Le greffier, Le juge,
qui ont signé l’original de l’ordonnance.
Pour information :
- Lorsqu’une ordonnance met fin à la rétention, elle doit être notifiée au procureur de la République. A moins que ce dernier n’en dispose autrement, l’étranger est alors maintenu à la disposition de la justice pendant un délai de vingt quatre heures à compter de la notification de l’ordonnance au procureur. Durant cette période, l’étranger peut, s’il le souhaite, contacter son avocat ou un tiers, rencontrer un médecin et s’alimenter. Dans le cas où, dans ce délai de vingt quatre heures le procureur de la République décide de former appel en demandant que son recours soit déclaré suspensif, l’intéressé reste maintenu à la disposition de la justice jusqu’à ce le premier président de la cour d’appel ou son délégué statue sur la demande du procureur, voire sur le fond s’il apparaît justifié de donner un effet suspensif à l’appel du ministère public.
- Le préfet peut aussi faire appel mais, en ce cas, son recours n’est pas suspensif.
- L’appel du procureur de la République ou du préfet est transmis par tout moyen au greffe de la Cour d’appel de Paris (Service des étrangers - Pôle 1 Chambre 11), notamment par télécopie au n° : [XXXXXXXX03] ou par courriel à l’adresse mail [Courriel 19] .
- Tant que la rétention n’a pas pris fin, la personne retenue peut demander l’assistance d’un interprète, d’un avocat ainsi que d’un médecin, et communiquer avec son consulat ou toute personne de son choix.
- La personne retenue bénéficie également du droit de contacter toute organisation et instance nationale, internationale ou non gouvernementale compétente pour visiter les lieux de rétention, notamment :
• le Contrôleur général des lieux de privation de liberté ([Adresse 12] ; www.[Courriel 18].fr ; tél. : [XXXXXXXX05] ; fax : [XXXXXXXX02]) ;
• le Défenseur des droits ([Adresse 15] ; tél. : [XXXXXXXX08]) ;
• France Terre d’Asile ([Adresse 13] ; tél. : [XXXXXXXX04]) ;
• Forum Réfugiés Cosi ([Adresse 14] ; tél. : [XXXXXXXX07]) ;
• Médecins sans frontières - MSF ([Adresse 16] ; tél. : [XXXXXXXX01]).
- La CIMADE, association indépendante de l’administration présente dans chacun des centres de rétention du Mesnil-Amelot (Tél. CIMADE CRA2 : [XXXXXXXX010] / [XXXXXXXX011] - Tél. CIMADE CRA 3 : [XXXXXXXX09] / [XXXXXXXX06]) est à la disposition de toute personne retenue, sans formalité, pour l’aider dans l’exercice effectif de ses droits, aux heures d’accueil précisées par le règlement intérieur.
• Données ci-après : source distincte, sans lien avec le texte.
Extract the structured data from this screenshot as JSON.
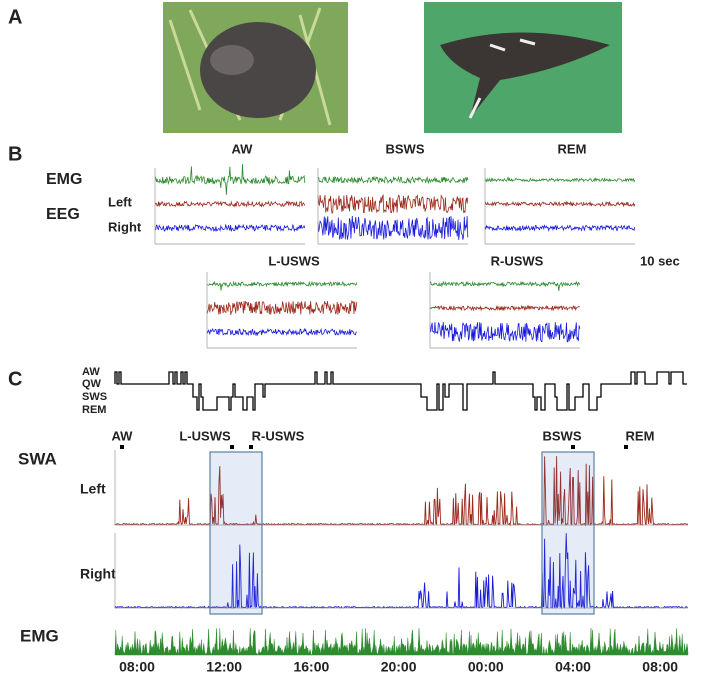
{
  "panels": {
    "a": {
      "label": "A"
    },
    "b": {
      "label": "B",
      "row_labels": {
        "emg": "EMG",
        "eeg": "EEG",
        "left": "Left",
        "right": "Right"
      },
      "states": [
        "AW",
        "BSWS",
        "REM",
        "L-USWS",
        "R-USWS"
      ],
      "scale_bar": "10 sec"
    },
    "c": {
      "label": "C",
      "hypnogram_levels": [
        "AW",
        "QW",
        "SWS",
        "REM"
      ],
      "markers": [
        "AW",
        "L-USWS",
        "R-USWS",
        "BSWS",
        "REM"
      ],
      "swa": "SWA",
      "left": "Left",
      "right": "Right",
      "emg": "EMG",
      "time_axis": [
        "08:00",
        "12:00",
        "16:00",
        "20:00",
        "00:00",
        "04:00",
        "08:00"
      ]
    }
  }
}
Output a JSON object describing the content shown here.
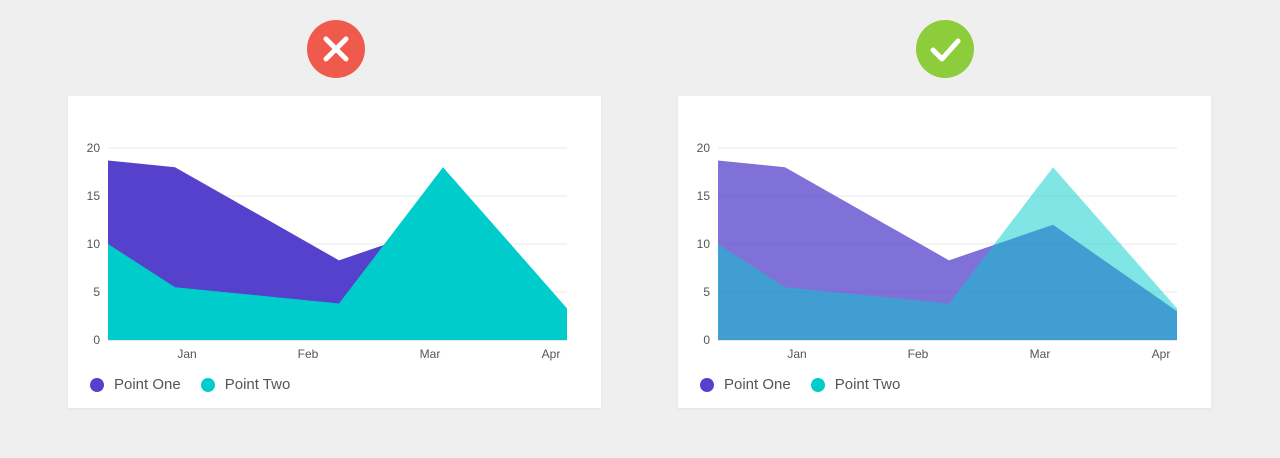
{
  "badges": {
    "bad": {
      "icon": "x-icon",
      "color": "#f05a4c"
    },
    "good": {
      "icon": "check-icon",
      "color": "#8dcc3a"
    }
  },
  "chart_data": [
    {
      "type": "area",
      "variant": "opaque overlapping areas",
      "x": [
        "Dec 20",
        "Jan",
        "Feb 10",
        "Mar 5",
        "Apr 5"
      ],
      "x_ticks": [
        "Jan",
        "Feb",
        "Mar",
        "Apr"
      ],
      "series": [
        {
          "name": "Point One",
          "color": "#5641cc",
          "opacity": 1.0,
          "values": [
            18.7,
            18.0,
            8.3,
            12.0,
            3.0
          ]
        },
        {
          "name": "Point Two",
          "color": "#00cccc",
          "opacity": 1.0,
          "values": [
            10.0,
            5.5,
            3.8,
            18.0,
            3.3
          ]
        }
      ],
      "y_ticks": [
        0,
        5,
        10,
        15,
        20
      ],
      "ylim": [
        0,
        20
      ],
      "grid": true,
      "legend": "bottom-left"
    },
    {
      "type": "area",
      "variant": "semi-transparent overlapping areas",
      "x": [
        "Dec 20",
        "Jan",
        "Feb 10",
        "Mar 5",
        "Apr 5"
      ],
      "x_ticks": [
        "Jan",
        "Feb",
        "Mar",
        "Apr"
      ],
      "series": [
        {
          "name": "Point One",
          "color": "#5641cc",
          "opacity": 0.75,
          "values": [
            18.7,
            18.0,
            8.3,
            12.0,
            3.0
          ]
        },
        {
          "name": "Point Two",
          "color": "#00cccc",
          "opacity": 0.5,
          "values": [
            10.0,
            5.5,
            3.8,
            18.0,
            3.3
          ]
        }
      ],
      "y_ticks": [
        0,
        5,
        10,
        15,
        20
      ],
      "ylim": [
        0,
        20
      ],
      "grid": true,
      "legend": "bottom-left"
    }
  ]
}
- A tout moment, la personne retenue peut demander que sa privation de liberté prenne fin, par simple requête, motivée et signée, adressée au magistrat du siège par tout moyen, accompagnée de toutes les pièces justificatives.
- L’ordonnance qui met fin à la rétention ne fait pas disparaître l’obligation de quitter le territoire français imposée par l’autorité administrative tant que la personne concernée n’en est pas relevée. Si celle-ci n’a pas quitté la France en exécution de la mesure d’éloignement ou si elle revient en France alors que cette mesure est toujours exécutoire, elle peut faire l’objet d’une nouvelle décision de placement en rétention, à l’expiration d’un délai de 7 jours à compter du terme de sa rétention ou d’un délai de 48 heures en cas de circonstances nouvelles de fait ou de droit.
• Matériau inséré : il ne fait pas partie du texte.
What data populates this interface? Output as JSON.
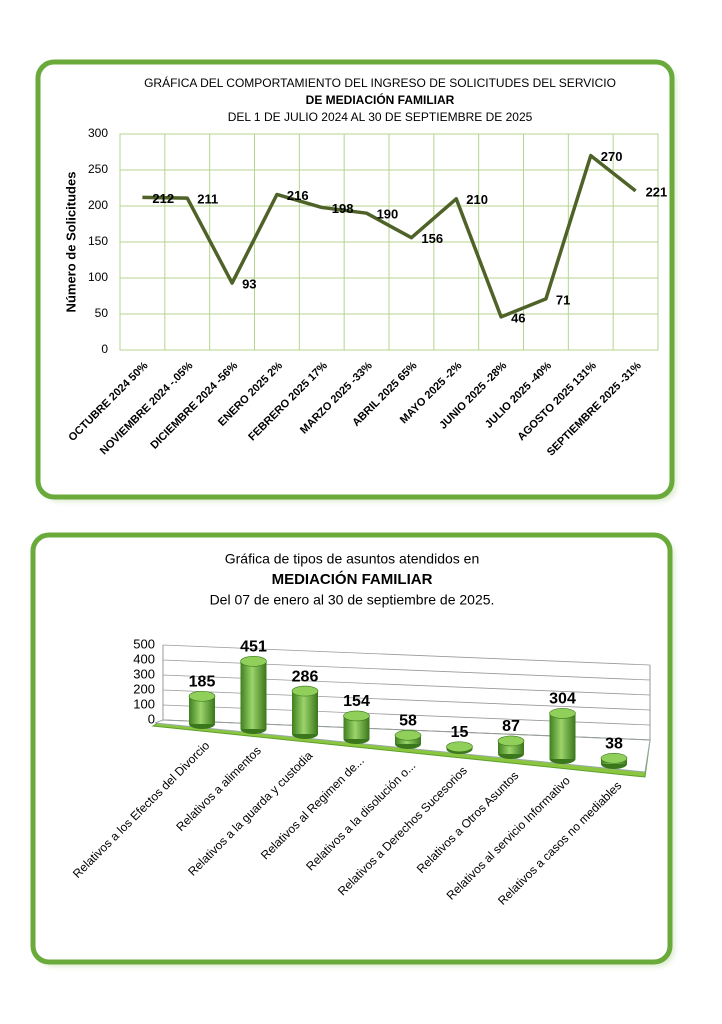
{
  "chart_data": [
    {
      "type": "line",
      "title": "GRÁFICA DEL COMPORTAMIENTO DEL  INGRESO DE SOLICITUDES DEL SERVICIO",
      "subtitle": "DE MEDIACIÓN FAMILIAR",
      "date_range": "DEL  1  DE  JULIO  2024 AL  30 DE SEPTIEMBRE DE 2025",
      "y_label": "Número de Solicitudes",
      "categories": [
        "OCTUBRE 2024   50%",
        "NOVIEMBRE 2024   -.05%",
        "DICIEMBRE 2024   -56%",
        "ENERO  2025  2%",
        "FEBRERO 2025   17%",
        "MARZO 2025   -33%",
        "ABRIL 2025 65%",
        "MAYO   2025   -2%",
        "JUNIO  2025  -28%",
        "JULIO 2025 -40%",
        "AGOSTO   2025  131%",
        "SEPTIEMBRE  2025  -31%"
      ],
      "values": [
        212,
        211,
        93,
        216,
        198,
        190,
        156,
        210,
        46,
        71,
        270,
        221
      ],
      "color": "#4f6228",
      "ylim": [
        0,
        300
      ],
      "yticks": [
        0,
        50,
        100,
        150,
        200,
        250,
        300
      ],
      "grid": true
    },
    {
      "type": "bar",
      "title": "Gráfica de tipos de asuntos atendidos en",
      "subtitle": "MEDIACIÓN FAMILIAR",
      "date_range": "Del  07 de enero al  30 de septiembre de 2025.",
      "categories": [
        "Relativos a los Efectos del Divorcio",
        "Relativos a alimentos",
        "Relativos a la guarda y custodia",
        "Relativos al Regimen de...",
        "Relativos a la disolución o...",
        "Relativos a Derechos Sucesorios",
        "Relativos a Otros Asuntos",
        "Relativos al servicio Informativo",
        "Relativos a casos no mediables"
      ],
      "values": [
        185,
        451,
        286,
        154,
        58,
        15,
        87,
        304,
        38
      ],
      "color": "#5aa02c",
      "ylim": [
        0,
        500
      ],
      "yticks": [
        0,
        100,
        200,
        300,
        400,
        500
      ],
      "grid": true
    }
  ]
}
Reçu le 07 septembre 2024, dans une langue comprise, notification de la présente ordonnance avec remise d’une copie intégrale, information du délai d’appel et des modalités d’exercice de cette voie de recours, ainsi que le rappel des droits en rétention.
La personne retenue, L’interprète ayant prêté son concours
Reçu copie intégrale de la présente ordonnance le 07 septembre 2024.
L’avocat du PRÉFET DES HAUTS-DE-SEINE,
Copie intégrale de la présente ordonnance a été transmise par l’intermédiaire d’un moyen de télécommunication comportant un accusé de réception, le 07 septembre 2024, à l’avocat de la personne retenue, absent au prononcé de la décision.